中林の贈賄自白は、約4億円にも上る悪質極まりない融資詐欺の捜査が、ごく一部だけの立件、起訴で終結するのとほぼ同時期に行われたものであり、警察・検察の明示的な約束があったか否かはともかく、中林の贈賄自白が、自らの犯罪の捜査・処理に関する有利な取扱いへの期待に動機づけられてして行われたものであることが強く疑われる。

そのような経過で行われた自白については、慎重な裏付け捜査によって信用性についての吟味を行うのが当然であるが、本件で行われたことは、中林に供述内容を変更させ、新たに明らかになった客観的事実との辻褄を合わせることであった。

しかも、中林の供述に基づいて被告人を逮捕するのであれば、中林の贈賄供述の信用性を判断する上で決定的に重要な、会食の場の同席者のBを事前に取調べて、Bの供述内容を確認し、中林供述と相反するのであれば、両者の供述信用性について徹底した裏付け捜査を行うことが不可欠であった。

ところが、Bに対して、警察が行ったのは、被告人の任意同行とほぼ同時に、被疑者のような扱いで任意取調べを開始し、捜査側の意図を隠したまま「席を外していたので金を渡したことはわからなかった」旨の供述調書に署名させることであった。

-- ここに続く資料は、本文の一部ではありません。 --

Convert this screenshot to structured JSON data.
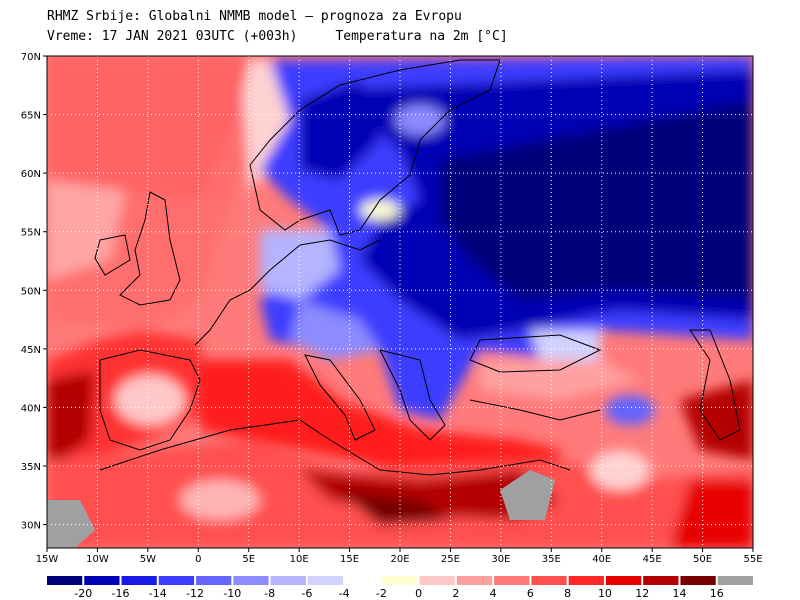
{
  "header": {
    "line1": "RHMZ Srbije: Globalni NMMB model — prognoza za Evropu",
    "line2_time": "Vreme: 17 JAN 2021 03UTC (+003h)",
    "line2_var": "Temperatura na 2m [°C]"
  },
  "map": {
    "lon_range": [
      -15,
      55
    ],
    "lat_range": [
      28,
      70
    ],
    "lat_labels": [
      "70N",
      "65N",
      "60N",
      "55N",
      "50N",
      "45N",
      "40N",
      "35N",
      "30N"
    ],
    "lat_values": [
      70,
      65,
      60,
      55,
      50,
      45,
      40,
      35,
      30
    ],
    "lon_labels": [
      "15W",
      "10W",
      "5W",
      "0",
      "5E",
      "10E",
      "15E",
      "20E",
      "25E",
      "30E",
      "35E",
      "40E",
      "45E",
      "50E",
      "55E"
    ],
    "lon_values": [
      -15,
      -10,
      -5,
      0,
      5,
      10,
      15,
      20,
      25,
      30,
      35,
      40,
      45,
      50,
      55
    ],
    "grid": "dotted"
  },
  "legend": {
    "colors": [
      "#00007a",
      "#0000b4",
      "#1a1ae6",
      "#3c3cff",
      "#6464ff",
      "#8c8cff",
      "#b4b4ff",
      "#d2d2ff",
      "#ffffff",
      "#ffffd2",
      "#ffc8c8",
      "#ffa0a0",
      "#ff7878",
      "#ff5050",
      "#ff2828",
      "#e60000",
      "#b40000",
      "#780000",
      "#a0a0a0"
    ],
    "labels": [
      "-20",
      "-16",
      "-14",
      "-12",
      "-10",
      "-8",
      "-6",
      "-4",
      "-2",
      "0",
      "2",
      "4",
      "6",
      "8",
      "10",
      "12",
      "14",
      "16"
    ]
  }
}
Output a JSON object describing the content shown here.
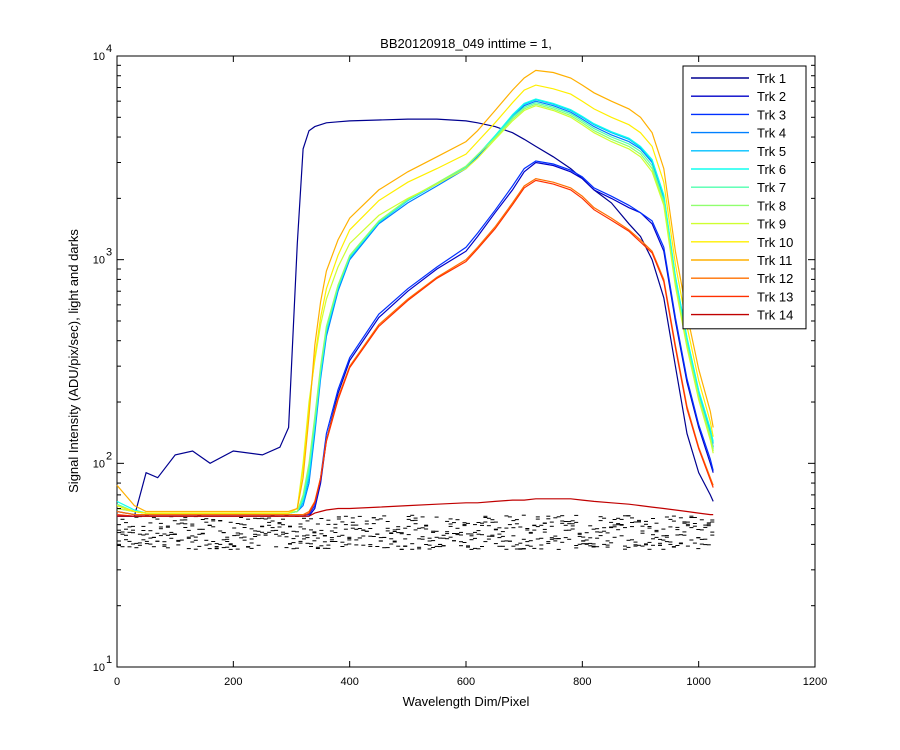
{
  "chart_data": {
    "type": "line",
    "title": "BB20120918_049 inttime = 1,",
    "xlabel": "Wavelength Dim/Pixel",
    "ylabel": "Signal Intensity (ADU/pix/sec), light and darks",
    "xlim": [
      0,
      1200
    ],
    "ylim": [
      10,
      10000
    ],
    "yscale": "log",
    "x_ticks": [
      "0",
      "200",
      "400",
      "600",
      "800",
      "1000",
      "1200"
    ],
    "y_ticks": [
      {
        "value": 10,
        "base": "10",
        "exp": "1"
      },
      {
        "value": 100,
        "base": "10",
        "exp": "2"
      },
      {
        "value": 1000,
        "base": "10",
        "exp": "3"
      },
      {
        "value": 10000,
        "base": "10",
        "exp": "4"
      }
    ],
    "grid": false,
    "legend_position": "top-right",
    "x": [
      0,
      30,
      50,
      70,
      100,
      130,
      160,
      200,
      250,
      280,
      295,
      310,
      320,
      330,
      340,
      350,
      360,
      380,
      400,
      450,
      500,
      550,
      600,
      620,
      650,
      680,
      700,
      720,
      750,
      780,
      800,
      820,
      850,
      880,
      900,
      920,
      940,
      960,
      980,
      1000,
      1020,
      1025
    ],
    "series": [
      {
        "name": "Trk 1",
        "color": "#000090",
        "values": [
          55,
          55,
          90,
          85,
          110,
          115,
          100,
          115,
          110,
          120,
          150,
          1200,
          3500,
          4300,
          4500,
          4600,
          4700,
          4750,
          4800,
          4850,
          4900,
          4900,
          4800,
          4700,
          4500,
          4200,
          3900,
          3600,
          3200,
          2800,
          2500,
          2200,
          1900,
          1500,
          1300,
          1000,
          650,
          300,
          140,
          90,
          70,
          65
        ]
      },
      {
        "name": "Trk 2",
        "color": "#0000c8",
        "values": [
          55,
          55,
          55,
          55,
          55,
          55,
          55,
          55,
          55,
          55,
          55,
          55,
          55,
          55,
          60,
          80,
          130,
          220,
          320,
          520,
          700,
          900,
          1100,
          1300,
          1700,
          2200,
          2700,
          3000,
          2900,
          2700,
          2500,
          2200,
          2000,
          1800,
          1700,
          1500,
          1100,
          500,
          250,
          150,
          100,
          90
        ]
      },
      {
        "name": "Trk 3",
        "color": "#0030ff",
        "values": [
          58,
          56,
          56,
          56,
          56,
          56,
          56,
          56,
          56,
          56,
          56,
          56,
          56,
          56,
          62,
          85,
          140,
          230,
          330,
          540,
          720,
          920,
          1150,
          1350,
          1750,
          2300,
          2800,
          3050,
          2950,
          2750,
          2550,
          2250,
          2050,
          1850,
          1700,
          1550,
          1150,
          520,
          260,
          155,
          105,
          92
        ]
      },
      {
        "name": "Trk 4",
        "color": "#0080ff",
        "values": [
          60,
          58,
          57,
          57,
          57,
          57,
          57,
          57,
          57,
          57,
          57,
          58,
          62,
          80,
          140,
          260,
          420,
          700,
          1000,
          1500,
          1900,
          2300,
          2800,
          3200,
          4000,
          5000,
          5700,
          6000,
          5700,
          5300,
          4900,
          4500,
          4100,
          3800,
          3500,
          3000,
          2000,
          800,
          400,
          220,
          140,
          120
        ]
      },
      {
        "name": "Trk 5",
        "color": "#00c0ff",
        "values": [
          62,
          58,
          57,
          57,
          57,
          57,
          57,
          57,
          57,
          57,
          57,
          58,
          64,
          85,
          150,
          270,
          440,
          720,
          1020,
          1520,
          1950,
          2350,
          2850,
          3250,
          4050,
          5100,
          5800,
          6100,
          5800,
          5400,
          5000,
          4600,
          4200,
          3900,
          3550,
          3050,
          2050,
          820,
          410,
          225,
          145,
          125
        ]
      },
      {
        "name": "Trk 6",
        "color": "#10ffef",
        "values": [
          65,
          59,
          57,
          57,
          57,
          57,
          57,
          57,
          57,
          57,
          57,
          58,
          66,
          90,
          155,
          280,
          450,
          730,
          1030,
          1530,
          1960,
          2360,
          2860,
          3260,
          4060,
          5150,
          5850,
          6150,
          5850,
          5450,
          5050,
          4650,
          4250,
          3950,
          3600,
          3100,
          2080,
          830,
          415,
          228,
          148,
          128
        ]
      },
      {
        "name": "Trk 7",
        "color": "#50ffaf",
        "values": [
          63,
          58,
          57,
          57,
          57,
          57,
          57,
          57,
          57,
          57,
          57,
          58,
          68,
          95,
          160,
          290,
          460,
          740,
          1040,
          1540,
          1970,
          2370,
          2870,
          3270,
          4000,
          5000,
          5600,
          5900,
          5600,
          5200,
          4800,
          4400,
          4000,
          3700,
          3400,
          2900,
          1950,
          780,
          390,
          215,
          138,
          118
        ]
      },
      {
        "name": "Trk 8",
        "color": "#90ff6f",
        "values": [
          62,
          58,
          57,
          57,
          57,
          57,
          57,
          57,
          57,
          57,
          57,
          58,
          70,
          100,
          170,
          300,
          470,
          750,
          1050,
          1550,
          1980,
          2380,
          2880,
          3280,
          3950,
          4900,
          5500,
          5800,
          5500,
          5100,
          4700,
          4300,
          3900,
          3600,
          3300,
          2800,
          1900,
          760,
          380,
          210,
          135,
          115
        ]
      },
      {
        "name": "Trk 9",
        "color": "#cfff30",
        "values": [
          60,
          58,
          57,
          57,
          57,
          57,
          57,
          57,
          57,
          57,
          57,
          60,
          100,
          200,
          320,
          480,
          640,
          920,
          1200,
          1650,
          2000,
          2350,
          2800,
          3150,
          3900,
          4800,
          5400,
          5700,
          5400,
          5000,
          4600,
          4200,
          3800,
          3500,
          3200,
          2700,
          1850,
          740,
          370,
          205,
          130,
          112
        ]
      },
      {
        "name": "Trk 10",
        "color": "#ffef00",
        "values": [
          62,
          58,
          57,
          57,
          57,
          57,
          57,
          57,
          57,
          57,
          57,
          60,
          95,
          190,
          330,
          520,
          720,
          1050,
          1400,
          1950,
          2400,
          2800,
          3300,
          3800,
          4700,
          5900,
          6800,
          7200,
          6900,
          6500,
          6000,
          5500,
          5000,
          4600,
          4200,
          3600,
          2400,
          950,
          470,
          255,
          160,
          135
        ]
      },
      {
        "name": "Trk 11",
        "color": "#ffb000",
        "values": [
          78,
          62,
          58,
          58,
          58,
          58,
          58,
          58,
          58,
          58,
          58,
          60,
          85,
          170,
          380,
          620,
          880,
          1250,
          1600,
          2200,
          2700,
          3200,
          3800,
          4300,
          5400,
          6800,
          7800,
          8500,
          8300,
          7800,
          7200,
          6600,
          6000,
          5500,
          5000,
          4200,
          2800,
          1100,
          540,
          290,
          180,
          150
        ]
      },
      {
        "name": "Trk 12",
        "color": "#ff7000",
        "values": [
          58,
          56,
          56,
          56,
          56,
          56,
          56,
          56,
          56,
          56,
          56,
          56,
          56,
          58,
          65,
          85,
          130,
          210,
          300,
          480,
          640,
          820,
          1000,
          1150,
          1450,
          1900,
          2300,
          2500,
          2400,
          2250,
          2050,
          1800,
          1600,
          1400,
          1250,
          1100,
          800,
          380,
          190,
          120,
          85,
          78
        ]
      },
      {
        "name": "Trk 13",
        "color": "#ff3000",
        "values": [
          56,
          55,
          55,
          55,
          55,
          55,
          55,
          55,
          55,
          55,
          55,
          55,
          55,
          57,
          64,
          84,
          128,
          205,
          295,
          470,
          630,
          810,
          980,
          1130,
          1420,
          1860,
          2250,
          2450,
          2350,
          2200,
          2000,
          1760,
          1560,
          1380,
          1220,
          1080,
          780,
          370,
          185,
          118,
          83,
          76
        ]
      },
      {
        "name": "Trk 14",
        "color": "#c00000",
        "values": [
          55,
          55,
          55,
          55,
          55,
          55,
          55,
          55,
          55,
          55,
          55,
          55,
          55,
          55,
          57,
          58,
          59,
          60,
          60,
          61,
          62,
          63,
          64,
          64,
          65,
          66,
          66,
          67,
          67,
          67,
          66,
          65,
          64,
          63,
          62,
          61,
          60,
          59,
          58,
          57,
          56,
          56
        ]
      }
    ],
    "darks": {
      "color": "#000000",
      "min": 38,
      "max": 56
    }
  }
}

そして、その後、席を外した状況等について警察の意に沿う調書をとるため連日、長時間にわたって、恫喝的、虐待的な取調べが行われ、その取調べについて抗議を受け、Bの取調べは検察官の手に移った。

しかし、検察官も、B供述を正面から受け止めようとはせず、当初の取調べでB調書の言葉尻をとらえて、同人が一貫して述べている「席を外していない」との供述を、あたかも被告人に有利に変遷したものであるかのような内容の問答形式のB調書を作成することであった。

本件に関して、警察・検察が行ったのは、融資詐欺の勾留中に中林が行った贈賄自白を何とか維持し、被告人の逮捕、起訴に持ち込むための辻褄合せとして、証拠上の体裁を整えようとすることだけであり、そこには、中林供述が果たして真実なのかという点を慎重に判断しようとする姿勢も、中林の融資詐欺も含めて事案の真相を解明しようとする姿勢も全くなかったと言わざるを得ない。

まさに、本件は、警察・検察によって作り上げられた犯罪なのである。